Sorry for the newb question. I’ve misplaced my photon where I’d normally test this stuff before loading it to an electron.
I’d like to do an app watchdog around a small part of my loop (or what should be a small part of it) but then still sleep for a while. It really comes down to whether or not the ApplicationWachdog gets called every loop and then checkin disables it until called again or if the ApplicationWatchdog sets up a watchdog forever and ever that must get a checkin forever and ever.
Trying to ask this the simplest way possible w/o posting a bunch of pseudocode. I’d basically like to have a watchdog timer just for a little section of my code and then disable it so I can go to sleep for much longer than the timer. Is that possible?
Thanks.
No one answered! No worries…I finally found my photon and was able to run some tests to figure out what I can do w/the watchdog so I figured I’d post it in case anyone needs this later.
The watchdog does expect its checkin to be called every TimeOut milliseconds. So it’s not once and done. Having the loop end and restart counts as well, as does having the firmware call Particle.process() which it does nicely on its own behind your back, just don’t count on it.

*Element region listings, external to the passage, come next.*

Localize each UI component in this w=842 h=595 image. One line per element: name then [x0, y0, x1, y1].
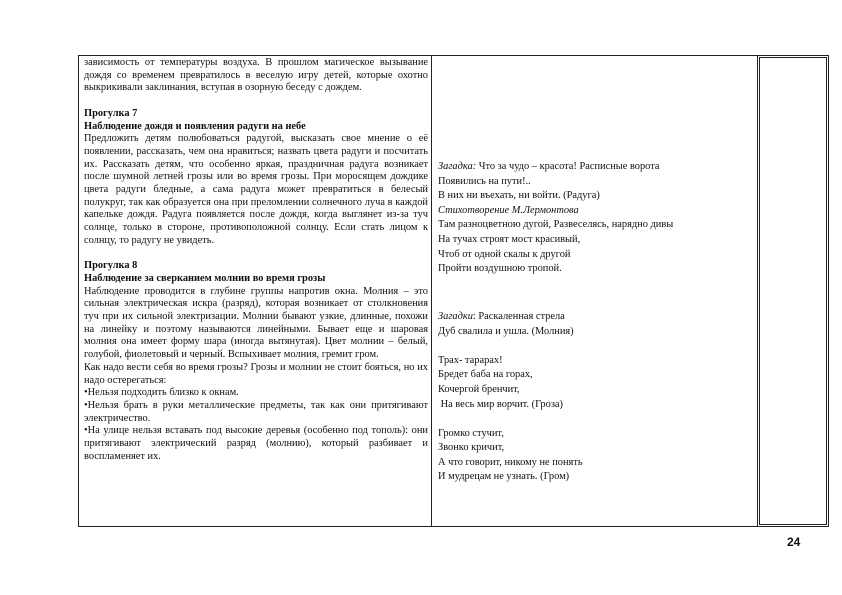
riddle-4-line: Звонко кричит, [438, 442, 505, 454]
walk7-subtitle: Наблюдение дождя и появления радуги на небе [84, 120, 306, 132]
poem-label: Стихотворение М.Лермонтова [438, 204, 579, 216]
table-right-border [828, 55, 829, 527]
third-column-box [759, 57, 827, 525]
riddle-2-line: Загадки: Раскаленная стрела [438, 310, 565, 322]
riddles-column [438, 160, 738, 485]
column-divider-1 [431, 55, 432, 527]
column-divider-2 [757, 55, 758, 527]
walk-prev-text: зависимость от температуры воздуха. В прошлом магическое вызывание дождя со временем превратилось в веселую игру детей, которые охотно выкрикивали заклинания, вступая в озорную беседу с дождем. [84, 57, 428, 94]
table-bottom-border [78, 526, 829, 527]
riddle-4-line: Громко стучит, [438, 427, 504, 439]
riddle-1-line: Загадка: Что за чудо – красота! Расписные ворота [438, 161, 660, 172]
riddle-2-line: Дуб свалила и ушла. (Молния) [438, 325, 574, 337]
riddle-3-line: На весь мир ворчит. (Гроза) [438, 398, 563, 410]
riddle-1-line: Появились на пути!.. [438, 175, 531, 187]
riddle-4-line: И мудрецам не узнать. (Гром) [438, 471, 570, 483]
poem-line: На тучах строят мост красивый, [438, 233, 581, 245]
riddle-3-line: Кочергой бренчит, [438, 383, 520, 395]
walk8-rule: •Нельзя подходить близко к окнам. [84, 387, 239, 399]
riddle-3-line: Бредет баба на горах, [438, 369, 533, 381]
walk8-title: Прогулка 8 [84, 260, 138, 272]
walk8-subtitle: Наблюдение за сверканием молнии во время грозы [84, 272, 326, 284]
walk8-rule: •На улице нельзя вставать под высокие деревья (особенно под тополь): они притягивают электрический разряд (молнию), который разбивает и воспламеняет их. [84, 425, 428, 462]
riddle-3-line: Трах- тарарах! [438, 354, 503, 366]
table-top-border [78, 55, 829, 56]
riddle-2-label: Загадки [438, 310, 473, 322]
walk8-rule: •Нельзя брать в руки металлические предметы, так как они притягивают электричество. [84, 399, 428, 424]
page-number: 24 [787, 535, 801, 549]
poem-line: Чтоб от одной скалы к другой [438, 248, 571, 260]
walks-column [84, 57, 428, 463]
riddle-4-line: А что говорит, никому не понять [438, 456, 583, 468]
riddle-1-label: Загадка: [438, 161, 477, 172]
table-left-border [78, 55, 79, 527]
walk8-text: Наблюдение проводится в глубине группы напротив окна. Молния – это сильная электрическая искра (разряд), которая возникает от столкновения туч при их сильной электризации. Молнии бывают узкие, длинные, похожи на линейку и поэтому называются линейными. Бывает еще и шаровая молния она имеет форму шара (иногда вытянутая). Цвет молнии – белый, голубой, фиолетовый и черный. Вспыхивает молния, гремит гром. [84, 285, 428, 361]
poem-line: Пройти воздушною тропой. [438, 263, 562, 275]
poem-line: Там разноцветною дугой, Развеселясь, нарядно дивы [438, 219, 674, 231]
riddle-1-line: В них ни въехать, ни войти. (Радуга) [438, 190, 600, 202]
walk7-text: Предложить детям полюбоваться радугой, высказать свое мнение о её появлении, рассказать, чем она нравиться; назвать цвета радуги и посчитать их. Рассказать детям, что особенно яркая, праздничная радуга возникает после шумной летней грозы или во время грозы. При моросящем дождике цвета радуги бледные, а сама радуга может превратиться в белесый полукруг, так как образуется она при преломлении солнечного луча в каждой капельке дождя. Радуга появляется после дождя, когда выглянет из-за туч солнце, только в стороне, противоположной солнцу. Если стать лицом к солнцу, то радугу не увидеть. [84, 133, 428, 246]
walk8-question: Как надо вести себя во время грозы? Грозы и молнии не стоит бояться, но их надо остерегаться: [84, 361, 428, 386]
walk7-title: Прогулка 7 [84, 107, 138, 119]
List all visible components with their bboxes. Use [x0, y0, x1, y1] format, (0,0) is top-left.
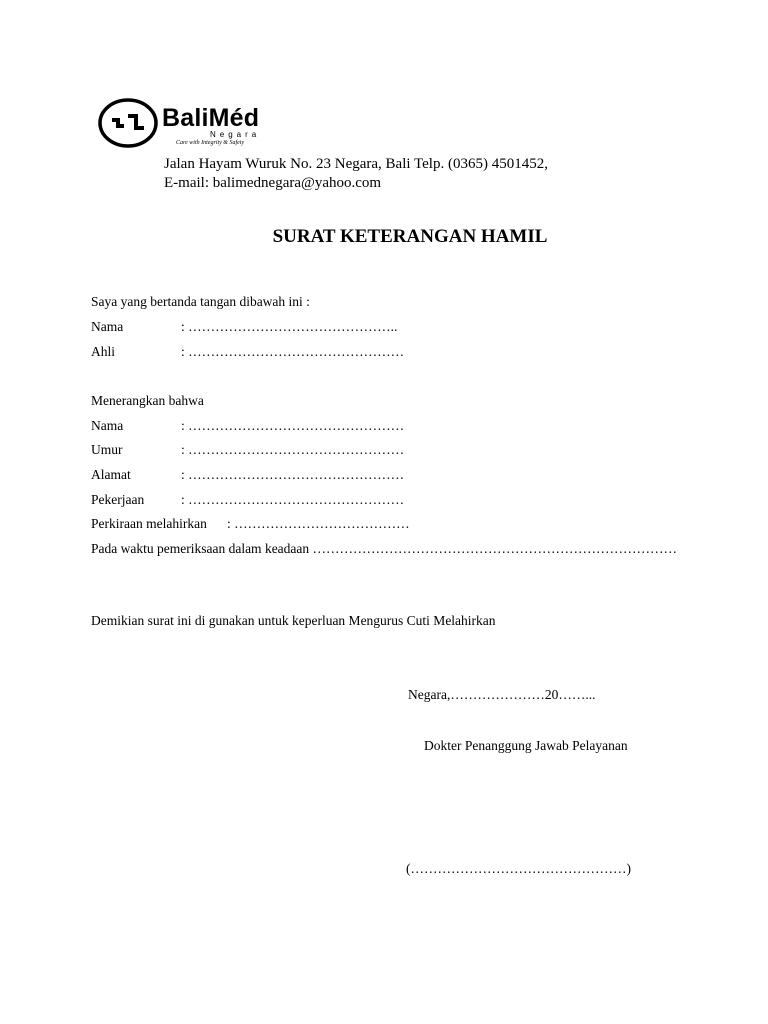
- field-value-nama-2: : …………………………………………: [181, 418, 405, 433]
- logo-brand-name: BaliMéd: [162, 104, 260, 132]
- field-value-pekerjaan: : …………………………………………: [181, 492, 405, 507]
- field-label-alamat: Alamat: [91, 467, 131, 482]
- field-label-pekerjaan: Pekerjaan: [91, 492, 145, 507]
- field-value-perkiraan: : …………………………………: [227, 516, 410, 531]
- place-date: Negara,…………………20……...: [408, 687, 596, 702]
- field-value-umur: : …………………………………………: [181, 442, 405, 457]
- signatory-name-line: (…………………………………………): [406, 861, 631, 876]
- field-label-nama-2: Nama: [91, 418, 124, 433]
- balimed-logo: [98, 98, 278, 152]
- field-label-perkiraan: Perkiraan melahirkan: [91, 516, 207, 531]
- balimed-emblem-icon: [98, 98, 160, 152]
- section2-intro: Menerangkan bahwa: [91, 393, 204, 408]
- section1-intro: Saya yang bertanda tangan dibawah ini :: [91, 294, 310, 309]
- closing-statement: Demikian surat ini di gunakan untuk keperluan Mengurus Cuti Melahirkan: [91, 613, 496, 628]
- field-value-alamat: : …………………………………………: [181, 467, 405, 482]
- address-line-1: Jalan Hayam Wuruk No. 23 Negara, Bali Telp. (0365) 4501452,: [164, 156, 548, 172]
- field-value-nama-1: : ………………………………………..: [181, 319, 398, 334]
- document-title: SURAT KETERANGAN HAMIL: [272, 226, 548, 247]
- field-label-nama-1: Nama: [91, 319, 124, 334]
- field-label-ahli: Ahli: [91, 344, 116, 359]
- logo-brand-sub: Negara: [210, 130, 261, 139]
- signatory-role: Dokter Penanggung Jawab Pelayanan: [424, 738, 628, 753]
- field-pemeriksaan: Pada waktu pemeriksaan dalam keadaan ………………………………………………………………………: [91, 541, 678, 556]
- logo-tagline: Care with Integrity & Safety: [176, 140, 245, 146]
- field-label-umur: Umur: [91, 442, 123, 457]
- address-line-2: E-mail: balimednegara@yahoo.com: [164, 175, 382, 191]
- field-value-ahli: : …………………………………………: [181, 344, 405, 359]
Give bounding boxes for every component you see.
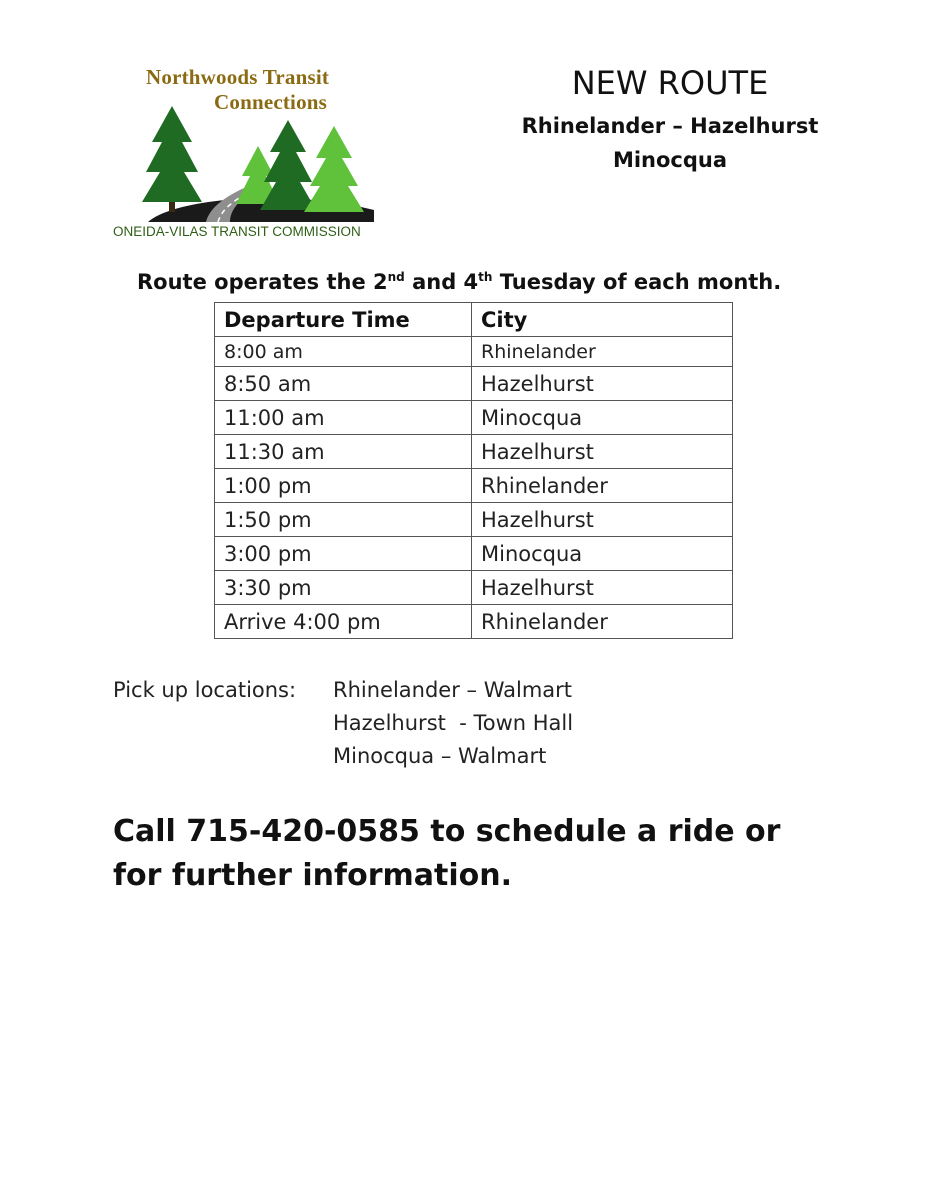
logo-subtitle: ONEIDA-VILAS TRANSIT COMMISSION <box>113 224 361 239</box>
pickup-label: Pick up locations: <box>113 678 297 702</box>
logo-title-line2: Connections <box>214 90 328 114</box>
departure-time-cell: 8:50 am <box>215 367 472 401</box>
pine-trees-road-icon <box>138 106 378 224</box>
departure-time-cell: 3:00 pm <box>215 537 472 571</box>
pickup-location: Hazelhurst - Town Hall <box>333 711 574 735</box>
route-cities-line1: Rhinelander – Hazelhurst <box>521 114 819 138</box>
pickup-location: Rhinelander – Walmart <box>333 678 573 702</box>
route-cities-line2: Minocqua <box>612 148 728 172</box>
logo-title-line1: Northwoods Transit <box>146 65 330 89</box>
page-title: NEW ROUTE <box>571 64 769 102</box>
city-cell: Rhinelander <box>472 337 733 367</box>
schedule-table <box>214 302 733 639</box>
city-cell: Rhinelander <box>472 469 733 503</box>
city-cell: Hazelhurst <box>472 503 733 537</box>
header-departure-time: Departure Time <box>215 303 472 337</box>
city-cell: Hazelhurst <box>472 367 733 401</box>
operates-text-1: Route operates the 2 <box>137 270 388 294</box>
table-row <box>215 571 733 605</box>
call-to-action: Call 715-420-0585 to schedule a ride or for further information. <box>113 814 781 893</box>
operates-text-3: Tuesday of each month. <box>492 270 782 294</box>
departure-time-cell: Arrive 4:00 pm <box>215 605 472 639</box>
departure-time-cell: 8:00 am <box>215 337 472 367</box>
transit-logo <box>108 62 413 247</box>
table-row <box>215 503 733 537</box>
table-row <box>215 367 733 401</box>
departure-time-cell: 11:00 am <box>215 401 472 435</box>
operating-days-note <box>137 270 781 294</box>
departure-time-cell: 1:50 pm <box>215 503 472 537</box>
operates-sup-1: nd <box>387 270 405 284</box>
table-row <box>215 469 733 503</box>
operates-sup-2: th <box>478 270 493 284</box>
pickup-location: Minocqua – Walmart <box>333 744 547 768</box>
city-cell: Hazelhurst <box>472 571 733 605</box>
city-cell: Minocqua <box>472 537 733 571</box>
city-cell: Hazelhurst <box>472 435 733 469</box>
table-row <box>215 605 733 639</box>
departure-time-cell: 3:30 pm <box>215 571 472 605</box>
operates-text-2: and 4 <box>404 270 479 294</box>
table-row <box>215 337 733 367</box>
table-header-row <box>215 303 733 337</box>
departure-time-cell: 11:30 am <box>215 435 472 469</box>
city-cell: Rhinelander <box>472 605 733 639</box>
header-city: City <box>472 303 733 337</box>
table-row <box>215 537 733 571</box>
table-row <box>215 401 733 435</box>
city-cell: Minocqua <box>472 401 733 435</box>
table-row <box>215 435 733 469</box>
departure-time-cell: 1:00 pm <box>215 469 472 503</box>
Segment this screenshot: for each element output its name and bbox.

Looking at the source though, you can call the dispose() function on the watchdog object and that will set its timeout to 0, essentially disabling it. As the name dispose() implies, once you do this you can never reuse that object later in that same run of the loop. If you want a watchdog somewhere else below, you need to create a new watchdog object. I’m not sure I see a use case to stop and start a watchdog, but maybe. If I can think of a good use case, then I’d like to see that function renamed to disable() and then another one called enable() that would just put the timeout variable back to the original value. Trivial to code that, so maybe I’ll try to figure out how to make that contribution (if that’s allowed) after my project is done and my time frees up a bit.
@gritnix, the ApplicationWatchdog is implemented using a seperate, high-priority thread in FreeRTOS running on the Photon. Though it provides an excellent watchdog implementation, it is nonetheless susceptible to a total CPU freeze and thus is not a 100% as reliable like an external hardware watchdog timer. As you mentioned, a watchdog is not typically disabled once its started so not sure what use case would need that.